Fortunately, there are also non-institutional scholarships you may be eligible for. For example, the AAVMC and Zoetis, the world’s largest producer of veterinary drugs, offer hundreds of scholarships each year, each worth $2,000 for those who qualify.

You can also use scholarship search engines to search for other scholarships and private grants that may be available based on your eligibility.


If you or your parents have money set aside in advance, you may be able to pay a good deal of your tuition and other costs without the need for outside sources.

Some of these funds might come from a high-yield savings account, but many graduate students also use leftover funds from a 529 plan.

Work study

Graduate students who complete the Free Application for Federal Student Aid (FAFSA) may qualify for federal work-study, which is a program that allows students with financial need to work part-time while enrolled. Jobs can be on or off campus, and they are generally more flexible with student schedules.

Students doing work-study will earn at least minimum wage, although you cannot earn more than your total work-study price determined by the Department of Education.

Student loans

While taking out student loans isn’t ideal, you’re far from alone if you end up relying on them to cover some or even most of your vet school expenses. According to American Veterinary Medical Association83% of vet school graduates had student loan debt in 2020, with an average of $188,853 per borrower.

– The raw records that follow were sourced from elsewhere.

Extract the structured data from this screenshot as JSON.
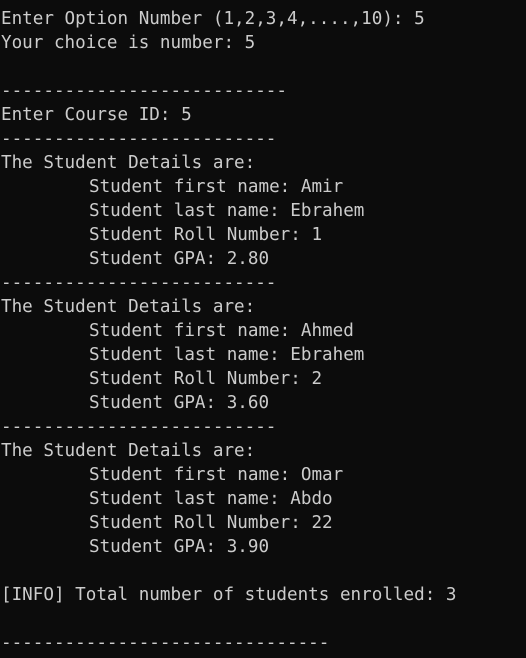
{
  "console": {
    "background": "#0c0c0c",
    "foreground": "#cccccc",
    "prompt_option": "Enter Option Number (1,2,3,4,....,10): 5",
    "choice_echo": "Your choice is number: 5",
    "separator_1": "---------------------------",
    "prompt_course": "Enter Course ID: 5",
    "separator_2": "--------------------------",
    "students": [
      {
        "header": "The Student Details are:",
        "first_name": "Student first name: Amir",
        "last_name": "Student last name: Ebrahem",
        "roll": "Student Roll Number: 1",
        "gpa": "Student GPA: 2.80",
        "separator": "--------------------------"
      },
      {
        "header": "The Student Details are:",
        "first_name": "Student first name: Ahmed",
        "last_name": "Student last name: Ebrahem",
        "roll": "Student Roll Number: 2",
        "gpa": "Student GPA: 3.60",
        "separator": "--------------------------"
      },
      {
        "header": "The Student Details are:",
        "first_name": "Student first name: Omar",
        "last_name": "Student last name: Abdo",
        "roll": "Student Roll Number: 22",
        "gpa": "Student GPA: 3.90"
      }
    ],
    "info_total": "[INFO] Total number of students enrolled: 3",
    "separator_end": "-------------------------------"
  }
}
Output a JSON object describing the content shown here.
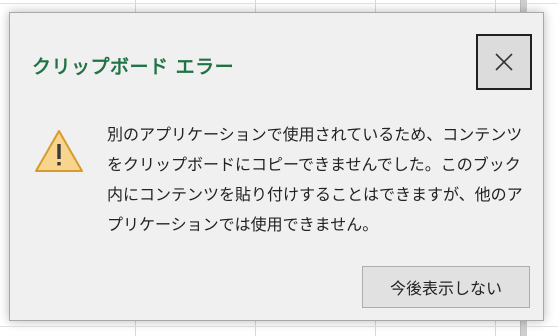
{
  "dialog": {
    "title": "クリップボード エラー",
    "close_icon": "close-icon",
    "warning_icon": "warning-icon",
    "message": "別のアプリケーションで使用されているため、コンテンツをクリップボードにコピーできませんでした。このブック内にコンテンツを貼り付けすることはできますが、他のアプリケーションでは使用できません。",
    "dont_show_again_label": "今後表示しない"
  },
  "colors": {
    "title": "#217346",
    "warning_fill": "#f7d58e",
    "warning_stroke": "#d79b2b",
    "dialog_bg": "#f0f0f0"
  }
}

If you’re going this route, start by completing the FAFSA every year. This will qualify you for federal student loans, which offer more benefits than private student loans, such as opportunities for student loan forgiveness or repayment assistance programs. Plus, federal student loan interest rates are standardized for everyone who qualifies, and you don’t need to have stellar credit to be approved.

If you’ve used up all of your federal loan money, you can also apply for private student loans. These use your credit score and income to determine your rate, so take the time to shop around and compare multiple interest rate offers before committing.

Can you do a full round of vet school?

It is possible to attend vet school for free under certain circumstances. For one thing, if you join the U.S. military, the branch veterinary corps offers a full scholarship, plus a monthly stipend you can use for other costs in exchange for military training and education. reserve service.

Other federal agencies, including the U.S. Department of Agriculture, the U.S. Department of Health and Human Services, and the National Institutes of Health, offer loan repayment programs if you meet certain criteria, but these only come into effect after you graduate with debt.

You should also check for specific opportunities at your school – many graduate programs offer significant scholarships or other opportunities to reduce tuition. Contact your financial aid office to see what is available.

Is vet school worth the debt?

As with any higher degree, a veterinary degree has both advantages and disadvantages to consider. The average salary for a veterinarian is $108,350, according to the Bureau of Labor Statisticswhich means that paying off your debt will take some time.

But being a veterinarian can be an incredibly rewarding career. In fact, career compatibility career explorer ranks veterinarian satisfaction among the top 20% of all careers.

If you’re trying to decide if a veterinary degree is right for you, take the time to talk with people who have gone through vet school. You can also consider a job at a local veterinary clinic to get an idea of ​​what day-to-day work is like.

Ultimately, only you know what the best career path is for you, so take the time to research your options, weigh the pros and cons, and move forward with confidence.